Ian diterima S2 di kampus terbaik no. 7 di dunia! Pokoknya Papa nggak perlu mikirin apa-apa lagi, nanti Ian akan cari beasiswa. Yang harus Papa
pikirin gimana caranya Papa sehat dan kuat seperti dulu lagi. Biar nanti kalau
Ian wisuda S2, Papa bisa datang lagi kayak wisuda S1 kemarin…”
“Pa,
Ini Ian, Pa. Kata Mama, Papa pengen ngobrol sama Ian.” tak ada jawaban. Beliau
masih tertidur pulas.
“Pa?”
masih mencoba membangunkan.
“Papa
masih ingat nggak surat Al Fatihah dan Adh Dhuha?”
“Masih…”
akhirnya Papa bangun. Suaranya pelan. Matanya masih tertutup, seolah berat
sekali untuk dibuka. Tidur sepanjang hari masih belum menghilangkan rasa
kantuk.
“Coba
dong, Pa. Ian kangen suara Papa mengaji.”

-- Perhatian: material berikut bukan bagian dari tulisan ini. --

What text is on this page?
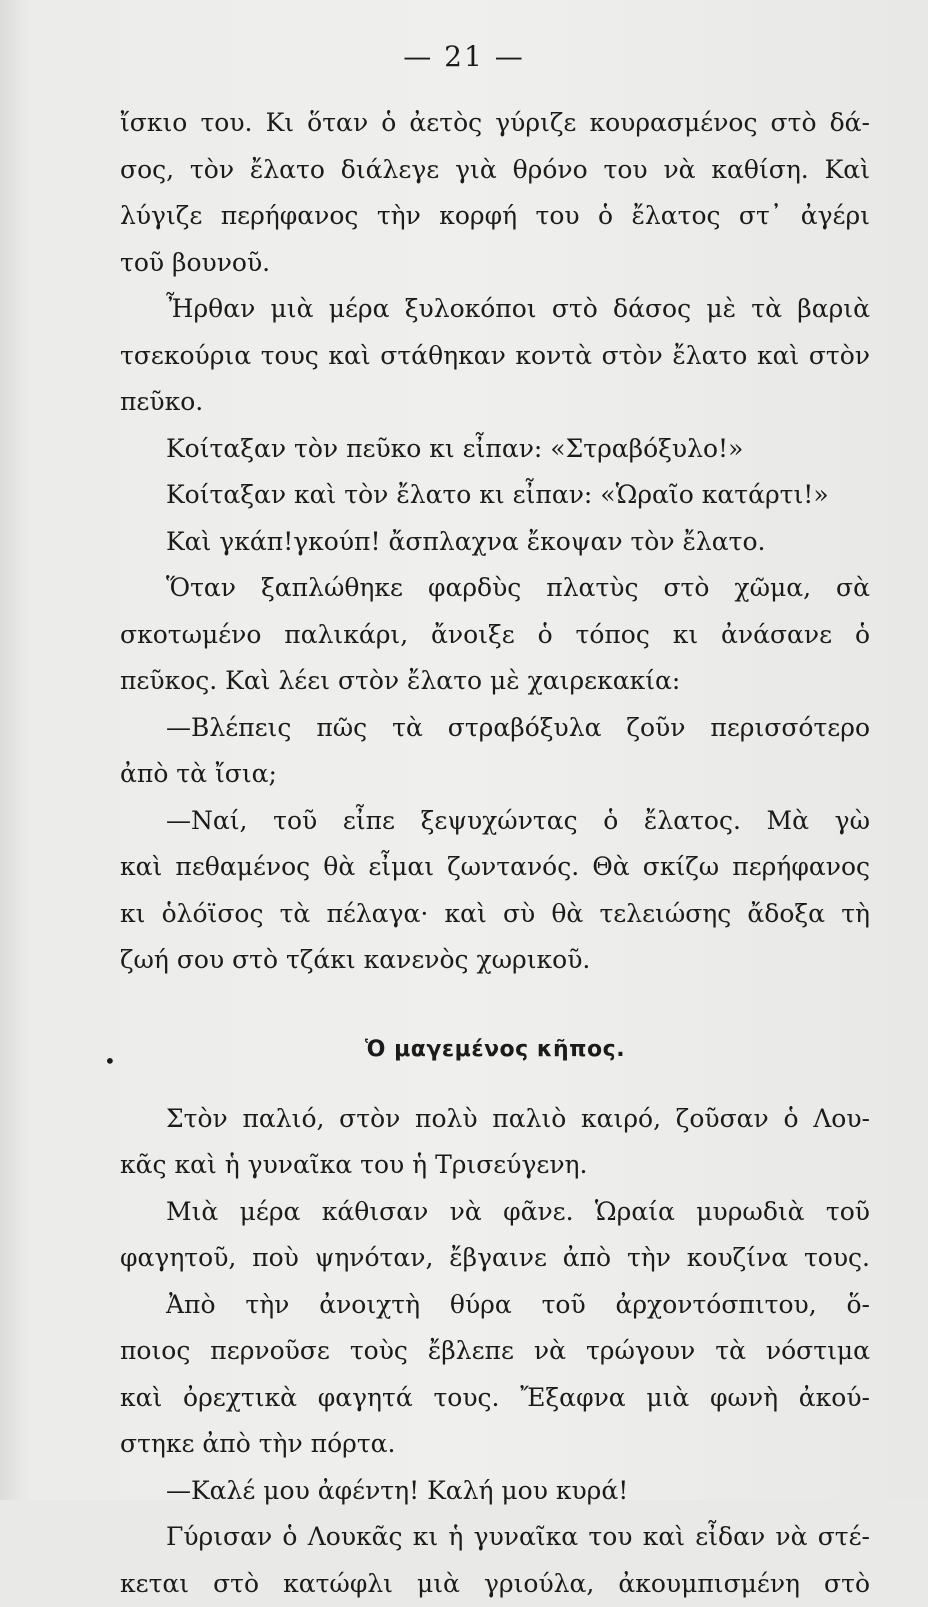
— 21 —
ἴσκιο του. Κι ὅταν ὁ ἀετὸς γύριζε κουρασμένος στὸ δά-
σος, τὸν ἔλατο διάλεγε γιὰ θρόνο του νὰ καθίση. Καὶ
λύγιζε περήφανος τὴν κορφή του ὁ ἔλατος στ᾽ ἀγέρι
τοῦ βουνοῦ.
Ἦρθαν μιὰ μέρα ξυλοκόποι στὸ δάσος μὲ τὰ βαριὰ
τσεκούρια τους καὶ στάθηκαν κοντὰ στὸν ἔλατο καὶ στὸν
πεῦκο.
Κοίταξαν τὸν πεῦκο κι εἶπαν: «Στραβόξυλο!»
Κοίταξαν καὶ τὸν ἔλατο κι εἶπαν: «Ὡραῖο κατάρτι!»
Καὶ γκάπ!γκούπ! ἄσπλαχνα ἔκοψαν τὸν ἔλατο.
Ὅταν ξαπλώθηκε φαρδὺς πλατὺς στὸ χῶμα, σὰ
σκοτωμένο παλικάρι, ἄνοιξε ὁ τόπος κι ἀνάσανε ὁ
πεῦκος. Καὶ λέει στὸν ἔλατο μὲ χαιρεκακία:
—Βλέπεις πῶς τὰ στραβόξυλα ζοῦν περισσότερο
ἀπὸ τὰ ἴσια;
—Ναί, τοῦ εἶπε ξεψυχώντας ὁ ἔλατος. Μὰ γὼ
καὶ πεθαμένος θὰ εἶμαι ζωντανός. Θὰ σκίζω περήφανος
κι ὁλόϊσος τὰ πέλαγα· καὶ σὺ θὰ τελειώσης ἄδοξα τὴ
ζωή σου στὸ τζάκι κανενὸς χωρικοῦ.
Ὁ μαγεμένος κῆπος.
Στὸν παλιό, στὸν πολὺ παλιὸ καιρό, ζοῦσαν ὁ Λου-
κᾶς καὶ ἡ γυναῖκα του ἡ Τρισεύγενη.
Μιὰ μέρα κάθισαν νὰ φᾶνε. Ὡραία μυρωδιὰ τοῦ
φαγητοῦ, ποὺ ψηνόταν, ἔβγαινε ἀπὸ τὴν κουζίνα τους.
Ἀπὸ τὴν ἀνοιχτὴ θύρα τοῦ ἀρχοντόσπιτου, ὅ-
ποιος περνοῦσε τοὺς ἔβλεπε νὰ τρώγουν τὰ νόστιμα
καὶ ὀρεχτικὰ φαγητά τους. Ἔξαφνα μιὰ φωνὴ ἀκού-
στηκε ἀπὸ τὴν πόρτα.
—Καλέ μου ἀφέντη! Καλή μου κυρά!
Γύρισαν ὁ Λουκᾶς κι ἡ γυναῖκα του καὶ εἶδαν νὰ στέ-
κεται στὸ κατώφλι μιὰ γριούλα, ἀκουμπισμένη στὸ
•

“Bismillahirrahmanirrahim.
Wadh dhuha. Wal layli idza saja…..”
***
Mobil taxi online pun berhenti, tepat di depan rumah Ian. Seketika itu juga menghentikan semua ingatan-ingatan yang terlintas selama perjalanan panjang. Malam
itu tepat pukul 19.15. Meskipun sudah terburu-buru berangkat dari kantor, diantar
dengan sepeda motor oleh Bayu menuju bandara, namun tetap saja tidak bisa sore
hari sampai di rumah. Penerbangan delay selama 1 jam. Beberapa orang masih
menunggu, namun sudah banyak yang pulang. Menunggu Ian dari perantauan. Satu
per satu tamu disalami, memberikan ucapan terima kasih atas kedatangan berbela
sungkawa, sambil berjalan masuk ke ruang tamu, tempat berkumpul banyak orang. Ian hanya bisa tertunduk diam, mengelus dadanya yang terasa sempit. Hari itu memang hari yang paling berat, sangat menyesakkan dada.
Tiba-tiba seorang tetua kampung berteriak mengajak semua tamu untuk segera bersiap-siap. “Ayo, segera kita
solatkan! Sebentar lagi isya, tidak boleh berlama-lama dalam proses penyelenggaraan jenazah!”
“Siapa yang akan menjadi imam?” Tanya tetua
kampung. Ian langsung melangkah maju, menepati janjinya, memberikan persembahan
terakhir untuk cahaya penuntun hidupnya, yang telah dijemput oleh malaikat, zat
yang diciptakan dari cahaya, dan pergi untuk selama-lamanya.
“…
Kalau suatu saat nanti Papa meninggal, Ian harus jadi imam solat jenazahnya.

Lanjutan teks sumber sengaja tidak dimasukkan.